What a Modi Govt Implies
Modi needs to crank up the domestic engine, simplify complex laws and shrink retail oil subsidies
Exit polls suggest an absolute majority for the BJP-led National Democratic Alliance (NDA). If so, India will have a strong Modi-led government, free from fickle allies. What will be the outcome for Indian politics, the economy and markets?
No party or combination has won an absolute majority in the Lok Sabha since 1984. So, the predicted NDA victory will bring back stability and decisiveness after three decades. It will reverse the unstoppable rise of regional parties and coalitions.
Narendra Modi had to overcome the apathy of ordinary voters, who know very little about events in other states. Modi achieved astonishing success in spreading the message that he had produced good results in Gujarat and could do the same for India. More important than speeches or TV ads were stories of good governance carried by migrant labourers in Gujarat back to the Hindi-speaking belt. Modi is the first regional leader to create an all-India following. Hopefully, others will follow.
He — and Arvind Kejriwal to a lesser extent — have reversed the trend towards dynastic politics. Once-socialist parties have decayed into family satrapies of the Gandhis, Mulayam Singh Yadav, Karunanidhi and others. Modi provides a welcome break from dynastic supremos.
Politics in the Hindi belt has been dominated by caste and religion. But one exit poll suggests that Modi and Nitish Kumar will be far ahead of Lalu Yadav in Bihar. If true, this will mean the welcome collapse of northern politics dominated by caste and religion. In the Bimaru belt, many chief ministers emphasising development have won elections time and again, though Uttar Pradesh and Jharkhand remain exceptions. In UP, a Modi victory will be one of development over caste and religion.
A Gentleman’s Word
Many will disagree — arguing that Modi represents not development but communal murder, exemplified by the 2002 riots. However, his campaign has been based on development, not Hindutva. This has won over voters.
What consequences will a strong Modi government have for the economy? India has crashed from 9% GDP growth to half that rate for two years, even as inflation has averaged 9-10%. One-third of the slowdown can be attributed to global cyclical factors, which now look like being reversed, to India’s benefit.
However, two-thirds of India’s slowdown flows from domestic flaws. These cannot be overcome quickly. Many global investment houses have predicted Indian GDP growth of just 5.5% in 2014-15, rising maybe to 6.5% the next year.
Anew licence-permit raj has come up, based on four pillars: environment, forests, tribals and land. A veritable jungle of central and state rules and laws has come up in these four areas. This was initially overcome mainly through bribes. But public anti-corruption anger has made that unfeasible, so we have paralysis. Opening a coal mine now takes 12 years. Many Indian investors are investing abroad, not at home.

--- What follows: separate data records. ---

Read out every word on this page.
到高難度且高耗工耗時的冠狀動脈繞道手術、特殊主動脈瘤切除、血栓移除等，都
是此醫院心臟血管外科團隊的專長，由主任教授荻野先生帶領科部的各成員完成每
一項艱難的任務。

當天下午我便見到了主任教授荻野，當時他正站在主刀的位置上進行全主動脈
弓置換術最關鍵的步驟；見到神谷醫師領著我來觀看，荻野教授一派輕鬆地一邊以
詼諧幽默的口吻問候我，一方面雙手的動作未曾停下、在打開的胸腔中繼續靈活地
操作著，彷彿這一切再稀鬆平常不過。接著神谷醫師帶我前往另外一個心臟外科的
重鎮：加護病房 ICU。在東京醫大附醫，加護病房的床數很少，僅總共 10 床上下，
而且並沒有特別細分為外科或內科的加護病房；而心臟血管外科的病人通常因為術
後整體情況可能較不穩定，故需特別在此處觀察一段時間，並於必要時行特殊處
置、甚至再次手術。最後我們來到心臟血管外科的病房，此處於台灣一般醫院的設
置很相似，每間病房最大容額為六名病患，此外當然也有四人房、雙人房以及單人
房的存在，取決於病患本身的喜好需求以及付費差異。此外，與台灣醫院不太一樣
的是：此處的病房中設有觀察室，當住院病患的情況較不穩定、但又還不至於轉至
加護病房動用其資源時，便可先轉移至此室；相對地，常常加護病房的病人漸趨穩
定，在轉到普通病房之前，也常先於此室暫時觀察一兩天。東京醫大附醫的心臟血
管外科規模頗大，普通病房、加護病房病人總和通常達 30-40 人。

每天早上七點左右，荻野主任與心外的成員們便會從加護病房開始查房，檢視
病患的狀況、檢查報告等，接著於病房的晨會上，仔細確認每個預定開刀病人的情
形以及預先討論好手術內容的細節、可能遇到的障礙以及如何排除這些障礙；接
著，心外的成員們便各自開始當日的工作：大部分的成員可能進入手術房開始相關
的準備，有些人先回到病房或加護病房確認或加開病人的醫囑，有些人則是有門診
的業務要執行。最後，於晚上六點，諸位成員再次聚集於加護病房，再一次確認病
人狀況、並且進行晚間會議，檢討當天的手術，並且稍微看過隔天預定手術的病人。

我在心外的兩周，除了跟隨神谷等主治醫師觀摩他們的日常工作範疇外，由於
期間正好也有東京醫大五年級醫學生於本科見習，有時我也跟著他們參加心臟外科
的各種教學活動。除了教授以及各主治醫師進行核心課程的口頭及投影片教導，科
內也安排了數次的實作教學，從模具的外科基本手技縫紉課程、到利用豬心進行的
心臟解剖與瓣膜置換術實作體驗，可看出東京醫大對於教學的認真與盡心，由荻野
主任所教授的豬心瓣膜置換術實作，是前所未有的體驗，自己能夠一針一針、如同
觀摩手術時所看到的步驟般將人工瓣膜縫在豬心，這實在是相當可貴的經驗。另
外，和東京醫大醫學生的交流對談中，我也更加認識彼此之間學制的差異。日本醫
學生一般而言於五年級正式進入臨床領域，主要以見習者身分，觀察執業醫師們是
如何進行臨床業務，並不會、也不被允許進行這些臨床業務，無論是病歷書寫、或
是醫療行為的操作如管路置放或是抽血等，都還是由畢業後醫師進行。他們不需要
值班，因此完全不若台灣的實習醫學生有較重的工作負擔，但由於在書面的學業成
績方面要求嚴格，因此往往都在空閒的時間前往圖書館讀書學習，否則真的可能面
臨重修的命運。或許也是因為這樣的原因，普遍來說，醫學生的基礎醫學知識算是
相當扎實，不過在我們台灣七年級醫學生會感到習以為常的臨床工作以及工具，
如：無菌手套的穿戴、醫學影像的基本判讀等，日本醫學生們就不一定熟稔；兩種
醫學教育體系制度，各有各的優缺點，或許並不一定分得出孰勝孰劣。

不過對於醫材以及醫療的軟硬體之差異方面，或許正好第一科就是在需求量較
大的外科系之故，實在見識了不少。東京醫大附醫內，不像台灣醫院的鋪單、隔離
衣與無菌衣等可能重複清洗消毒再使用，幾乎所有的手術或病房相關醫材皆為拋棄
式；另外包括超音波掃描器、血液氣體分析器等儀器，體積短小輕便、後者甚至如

UPA-II tried to break out of this logjam in the last two years through a Cabinet Committee on Investment that cleared .` 6-lakh-crore worth of projects. Alas, these did not translate into any boom in capital goods or contracts. Three-quarters of these projects are stuck at the state level, and New Delhi can do nothing about that.
Many infrastructure promoters are bust, and cannot raise fresh debt or equity even if they get clearances. Public sector banks are reeling under bad debt, and cannot expand without recapitalisation. This requires funds from the Budget, which is difficult given high fiscal deficits.
Bite the Bullet
A strong Modi government cannot just hope for higher revenues from a cyclical recovery. It needs to aggressively decontrol diesel and kerosene within a year, cutting subsidies by up to .` 1,00,000 crore. This will release funds for infrastructure and banks. Modi needs to prove his toughness by doling out bitter medicine.
He needs to enthuse animal spirits in entrepreneurs. If he changes the national mood, consumers will start consuming and investors will start investing. If the mood remains sombre, so will economic growth.
Turn Sellers into Buyers
The Sensex has soared 1,500 points in three days, anticipating a decisive Modi win. Optimists think Modi will turn the economy around within one year, sparking the mother of all bull runs. The recent rise in stock markets has been driven entirely by foreign investors: domestic investors have been net sellers. If a decisive Modi victory converts domestic investors into buyers too, the markets could go much higher.
That remains a big if. P Chidambaram tried hard but failed to rectify many of the economy’s structural flaws. Modi needs to learn from this. Overcoming structural flaws means hard decisions attracting much criticism and temporary unpopularity. He will lack a majority in the Rajya Sabha, curbing his legislative capacity. Being a strong leader will not suffice: he needs to be a good manager too, tackling problems he never faced in Gujarat. Success is possible, but far from assured.